Thread Links Date Links
Thread Prev Thread Next Thread Index Date Prev Date Next Date Index

Does Ten-Gigabit Ethernet need fault tolerance?




The purpose of this note is to present a case for inclusion of fault
tolerance in 10GbE, and to offer a suitable proven technology for
consideration.  However, no salesman will call.

Why Fault Tolerance?  Ten-Gigabit Ethernet is going to be a relatively
expensive, high-performance technology intended for major backbones,
perhaps even nibbling at the bottom end of the wide-area network (WAN)
market.  In such applications, high availability is very much desired; loss
of such a backbone or WAN is much too disruptive (and therefore expensive)
to be much tolerated, and this kind of a market will gladly pay a
reasonable premium to achieve the needed fault tolerance.

Why add Fault Tolerance now?  Because it's easiest (and thus cheapest) if
done from the start, and because having FT built in and therefore becoming
ubiquitous will be a competitive discriminator, neutralizing one of the
remaining claimed advantages of ATM.

Isn't Fault Tolerance difficult?  In hub-and-spoke (logical star, physical
loop) topologies such as GbE and10GbE, it's not hard to achieve both fault
tolerance (FT) and military-level damage tolerance (DT).  In networks of
unrestricted topology, it's a lot harder.  The presence of bridges does not
affect this conclusion.

How do I know that FT is so easily achieved?  Because it's already been
done, may be bought commercially, and is in use on one military system and
is proposed for others.  The FT/DT technology mentioned here was developed
on a US Navy project, and is publically available without intellectual
property restrictions.  Why was the technology made public?  To encourage
its adopotion and use in COTS products, so that defense contractors can buy
FT/DT lans from catalogs, rather than having to develop them again and
again, at great risk and expense.

What is the difference between Fault Tolerance and Damage Tolerance?  In
fault tolerance, faults are rare and do not correlate in either time or
place. The classic example is the random failure of hardware components.
(Small acts of damage, such as somebody tripping over a wire or breaking a
connector somewhere, are treated as faults here because they are also rare
and uncorrelated.) In damage tolerance, the individual faults are sharply
correlated in time and place, and are often massive in number. The classic
military example is a weapon strike. In the commercial world, a major power
failure is a good example. Damage tolerance is considered much harder to
accomplish than fault tolerance. If you have damage tolerance, you also
have fault tolerance, but fault tolerance does not by itself confer damage
tolerance.

How is this Damage Tolerance achieved?  All changes in LAN segment topology
(the loss or gain of nodes (NICs), hubs, or fibers) are detected in MAC
hardware by the many link receivers, which report both loss and acquisition
of modulated light. This surveillance occurs all the time on all links, and
is independent of data traffic. Any change in topology provokes the
hardware into "rostering mode", the automatic exploration of the segment
using a flood of special "roster" packets to find the best path, where
"best" is defined as that path which includes the maximum number of nodes
(NICs).

Just how fault tolerant and damage tolerant is this scheme?  A segment will
work properly with any number of nodes and hubs, if sufficient fibers
survive to connect them together, and will automatically configure itself
into a working segment within a millisecond of the last fault. If the
number of broken fibers is less than the number of hubs, all surviving
nodes will remain accessible, regardless of the fault pattern. If the
number of fiber breaks is equal to or greater than the number of hubs,
there is a simple equation to predict the probability of loss of access to
a typical node due to loss of hubs and/or fibers, given only the number of
hubs and the probability of any fiber breaking: Pnd[p,r]= ((2p)(1-p))^r,
where p is the probability of fiber breakage and r is the number of
surviving hubs (which ranges from zero to four in a quad system). This
equation is exact (to within 1%) for fiber breakage probabilities of 33% or
less, and applies for any number of hubs.

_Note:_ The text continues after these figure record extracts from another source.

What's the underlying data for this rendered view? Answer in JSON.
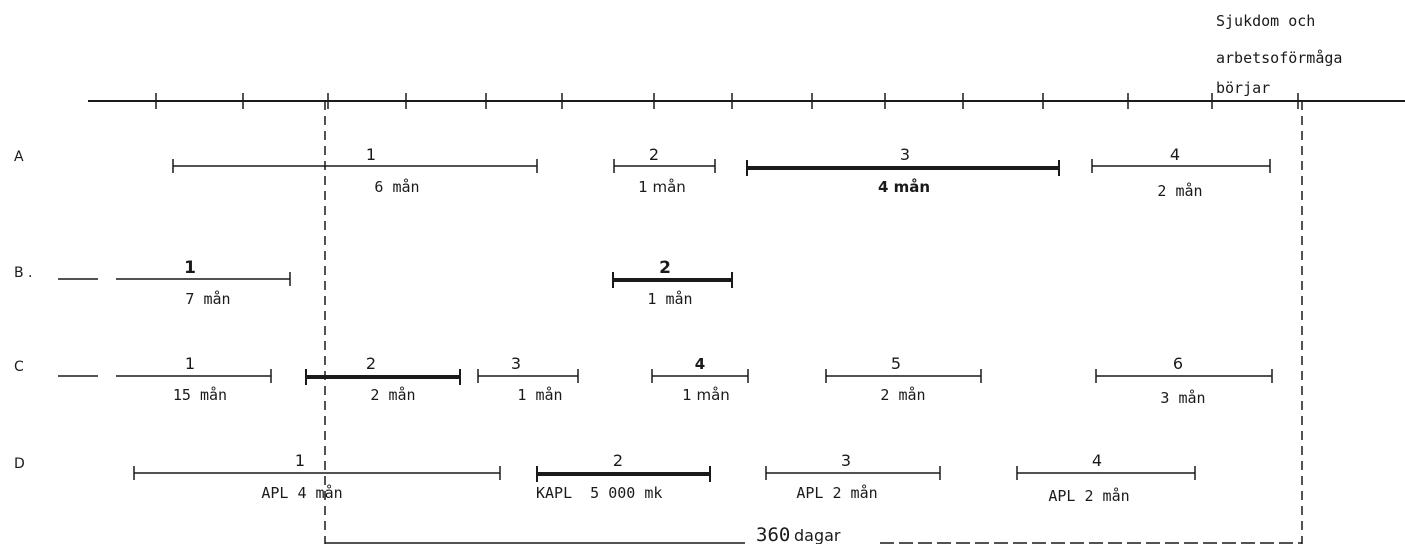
{
  "header_note": {
    "lines": [
      "Sjukdom och",
      "arbetsoförmåga",
      "börjar"
    ]
  },
  "rows": [
    {
      "label": "A",
      "periods": [
        {
          "number": "1",
          "duration": "6 mån",
          "highlighted": false
        },
        {
          "number": "2",
          "duration": "1 mån",
          "highlighted": false
        },
        {
          "number": "3",
          "duration": "4 mån",
          "highlighted": true
        },
        {
          "number": "4",
          "duration": "2 mån",
          "highlighted": false
        }
      ]
    },
    {
      "label": "B .",
      "periods": [
        {
          "number": "1",
          "duration": "7 mån",
          "highlighted": false
        },
        {
          "number": "2",
          "duration": "1 mån",
          "highlighted": true
        }
      ]
    },
    {
      "label": "C",
      "periods": [
        {
          "number": "1",
          "duration": "15 mån",
          "highlighted": false
        },
        {
          "number": "2",
          "duration": "2 mån",
          "highlighted": true
        },
        {
          "number": "3",
          "duration": "1 mån",
          "highlighted": false
        },
        {
          "number": "4",
          "duration": "1 mån",
          "highlighted": false
        },
        {
          "number": "5",
          "duration": "2 mån",
          "highlighted": false
        },
        {
          "number": "6",
          "duration": "3 mån",
          "highlighted": false
        }
      ]
    },
    {
      "label": "D",
      "periods": [
        {
          "number": "1",
          "duration": "APL 4 mån",
          "highlighted": false
        },
        {
          "number": "2",
          "duration": "KAPL  5 000 mk",
          "highlighted": true
        },
        {
          "number": "3",
          "duration": "APL 2 mån",
          "highlighted": false
        },
        {
          "number": "4",
          "duration": "APL 2 mån",
          "highlighted": false
        }
      ]
    }
  ],
  "span_label": {
    "number": "360",
    "unit": "dagar"
  }
}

The simplicity of this equation is a consequence of the simplicity of this
protocol, which is currently implemented in standard-issue FPGAs (not
ASICs), and works without software intervention.  It can also be
implemented in firmware.

To give a numerical example, in a 33-node 4-hub segment, loss of 42 fibers
(16% of the segment's 264 fibers) would lead to only 0.5% of the nodes
becoming inaccessible, on average. Said another way, after 42 fiber breaks,
there are only five chances out of a thousand that a node will become
inaccessible. This is very heavy damage, with one fiber in six broken. To
take a more likely example, with three broken fibers, all nodes will be
accessible, and with four broken fibers, there is less than one chance in a
million that a node will become inaccessible. Recovery takes two ring tour
times plus settling time (electrical plus mechanical), typically less than
one millisecond in ship-size networks, measured from the last fault.
Chattering and/or intermittent faults can be handled by a number of
mechanisms, including delaying node entry by up to one second. Few current
LAN technologies approach this degree of resilience, or speed of recovery.

In commercial systems and some military systems, a dual-ring solution is
sufficient.  Up to quad-ring solutions are comercially available, needed
for some military systems.  However, the ability to support up to quad
redundant systems should be provided in 10GbE, for two reasons.  First,
quad is needed for the military market, which may be economically
significant in the early years of 10GbE.  Second, quad provides a clear
growth path and a way to reassure non-military customers that their most
stringent problems can be solved: One can ask them if their needs really
exceed those of warships duelling with supersonic missiles.

The basic technical document, the RTFC Principles of Operation, is on the
GbE website as "http://grouper.ieee.org/ groups/802/3/ 10G_study/public/
email_attach/ gwinn_1_0699.pdf" and "http://grouper.ieee.org/
groups/802/3/10G_study/ public/ email_attach/ gwinn_2_0699.pdf".   I was a
member of the team that developed the technology, and am the author of
these documents.

Although these documents assume RTFC, a form of distributed shared memory,
the basic rostering technology can easily be adapted for Gigabit and
Ten-Gigabit Ethernet as well.  For nontechnical reasons, RTFC originally
favored smart nodes connected via dumb hubs.  However, the overall design
can be somewhat simplified if one goes the other way, to dumb nodes and
smart hubs.  This also allows the same dumb nodes to be used in both non-FT
and FT networks, increasing node production volume, and does not force
users to throw nodes away to upgrade to FT.

I therefore would submit that 10GbE would greatly benefit from fault
tolerance, and also that it's very easily achieved if included in the
original design of 10GbE.

Joe Gwinn